By Kevin Sutherland, Strategy Partner, VOLUME
Who takes the credit for business transformation? The CEO? The CTO? Or COVID-19…
To state the bleedin’ obvious, things have been a bit different this year. Six years of innovation in six months is a phrase I’ve heard more than once. But it’s what happens next that could be really interesting. Rather than focusing on a return to normality or even the ‘next normal’ this is an opportunity to radically reinvent B2B marketing. And it’s already started.
This is an opinion piece so here’s some opinions.
The majority of B2B marketing strategy assumes rational decision-making on the part of buyers and underplays personal motivation.
B2B decision making may be more structured and predictable than B2C but however helpful they are for planning, funnels, pipelines, journeys, flywheels are poor descriptions of how people really behave.
The economics of Account Based Marketing don’t work for all businesses.
B2B brands, especially startups, are often initially built on performance marketing but if everyone in a sector focuses on performance it eventually becomes either a zero-sum game, or delivers diminishing returns for all.
There is still a role for white papers. Just don’t call them white papers. It’s the 21st century.
Most B2B marketing communications are dull.
There’s a new breed of agencies out there, broadly categorised as a “data, content and creative” movement, spearheaded by Sir Martin Sorrell’s G4S plus New Commercial Arts and Science Magic, both launched in 2020, but I don’t see anything comparable in B2B.
But things are starting to change.
Firstly, there’s the ‘consumerisation of B2B’, with more and more B2B comms adopting the warmth, humour, creativity and tactics of B2C. Initially credited to the balance in boardrooms tipping from Gen X to Y, this has been further accelerated by COVID, with the traditional lines between ‘work’ and ‘home’ being blurred for many and B2B brands adapting messaging, tone and experience to reflect this.

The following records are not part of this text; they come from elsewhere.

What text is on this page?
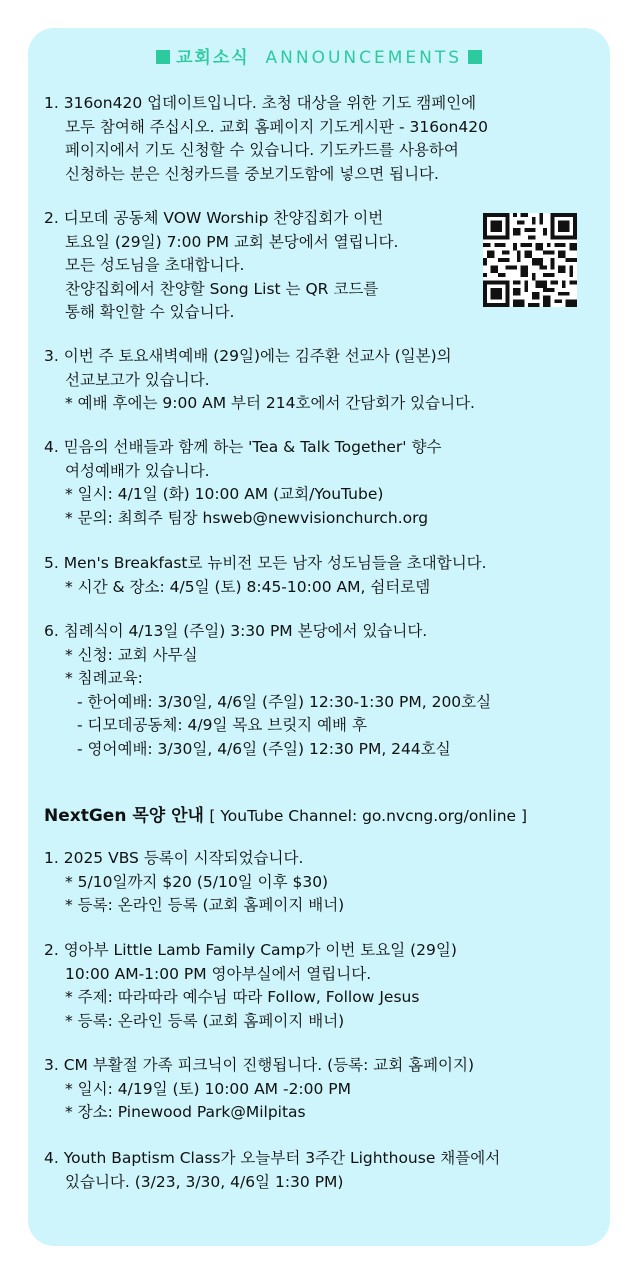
교회소식 ANNOUNCEMENTS
1. 316on420 업데이트입니다. 초청 대상을 위한 기도 캠페인에
모두 참여해 주십시오. 교회 홈페이지 기도게시판 - 316on420
페이지에서 기도 신청할 수 있습니다. 기도카드를 사용하여
신청하는 분은 신청카드를 중보기도함에 넣으면 됩니다.
2. 디모데 공동체 VOW Worship 찬양집회가 이번
토요일 (29일) 7:00 PM 교회 본당에서 열립니다.
모든 성도님을 초대합니다.
찬양집회에서 찬양할 Song List 는 QR 코드를
통해 확인할 수 있습니다.
3. 이번 주 토요새벽예배 (29일)에는 김주환 선교사 (일본)의
선교보고가 있습니다.
* 예배 후에는 9:00 AM 부터 214호에서 간담회가 있습니다.
4. 믿음의 선배들과 함께 하는 'Tea & Talk Together' 향수
여성예배가 있습니다.
* 일시: 4/1일 (화) 10:00 AM (교회/YouTube)
* 문의: 최희주 팀장 hsweb@newvisionchurch.org
5. Men's Breakfast로 뉴비전 모든 남자 성도님들을 초대합니다.
* 시간 & 장소: 4/5일 (토) 8:45-10:00 AM, 쉼터로뎀
6. 침례식이 4/13일 (주일) 3:30 PM 본당에서 있습니다.
* 신청: 교회 사무실
* 침례교육:
- 한어예배: 3/30일, 4/6일 (주일) 12:30-1:30 PM, 200호실
- 디모데공동체: 4/9일 목요 브릿지 예배 후
- 영어예배: 3/30일, 4/6일 (주일) 12:30 PM, 244호실
NextGen 목양 안내 [ YouTube Channel: go.nvcng.org/online ]
1. 2025 VBS 등록이 시작되었습니다.
* 5/10일까지 $20 (5/10일 이후 $30)
* 등록: 온라인 등록 (교회 홈페이지 배너)
2. 영아부 Little Lamb Family Camp가 이번 토요일 (29일)
10:00 AM-1:00 PM 영아부실에서 열립니다.
* 주제: 따라따라 예수님 따라 Follow, Follow Jesus
* 등록: 온라인 등록 (교회 홈페이지 배너)
3. CM 부활절 가족 피크닉이 진행됩니다. (등록: 교회 홈페이지)
* 일시: 4/19일 (토) 10:00 AM -2:00 PM
* 장소: Pinewood Park@Milpitas
4. Youth Baptism Class가 오늘부터 3주간 Lighthouse 채플에서
있습니다. (3/23, 3/30, 4/6일 1:30 PM)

Secondly, there’s a growing recognition that the B2B buying process isn’t the rational ‘journey’ many believed. Back in the heady days of 2018, HBR published research from Bain and Co – The B2B Elements of Value – which found that the ‘higher value’ elements including fit with career goals, personal motivation and social purpose of the brand in question had a disproportionate impact on repeat buying, compared to lower value / functional elements such as cost, performance and ease of doing business.
And earlier this year in a, er, white paper for Linkedin’s B2B Institute, entitled ‘The Objectivity Trap’ advertising guru Rory Sutherland. Amongst other things he concludes that using behavioural science as your map in B2B marketing (when everyone else is applying received wisdom) is a source of competitive advantage, that what we categorise as rational decision making is actually driven by loss aversion, argues in favour of investment in building brand fame and focusing our creative thinking on long-term B2B marketing strategy over short term sales-driving B2B marcomms.
So what next?
COVID may be the catalyst for the reinvention of B2B marketing and a unique opportunity / incentive to innovate and experiment like never before. The question is ‘how’ One route for B2B marketers seeking reinvention is to study how Direct to Consumer (DTC) brands have rewritten the consumer marketing playbook, outflanking some of the biggest established brands in the process.
They have built business models, pricing, and distribution strategies without the benefit of brand fame or scale.
Their marketing and comms strategies are built on the mantra of ‘content, community and commerce’ not reach, frequency, or physical availability that require high spend.
They are founder-led, people-centric businesses, they operate in a modern, human way and they speak in a conversational tone.
They are purposeful from the start, often being created from a desire to do something better than the current alternatives. or to meet an unmet need.
They focus on new, next-generation, niche publishers, passion communities and fandoms for PR and brand partnerships in order to reach and engage deeply with audiences most likely to identify with innovators and new ideas.
And they don’t tend to work with established agencies, preferring to work with new DTC agency specialists or to work directly with strategic, creative and tech talent on a cost-effective, project by project basis, accessing the expertise they need from people motivated by change, reinvention and unencumbered by legacy structures, processes, hierarchies (and costs).
So maybe reinventing B2B starts by adopting a new mindset: DTB.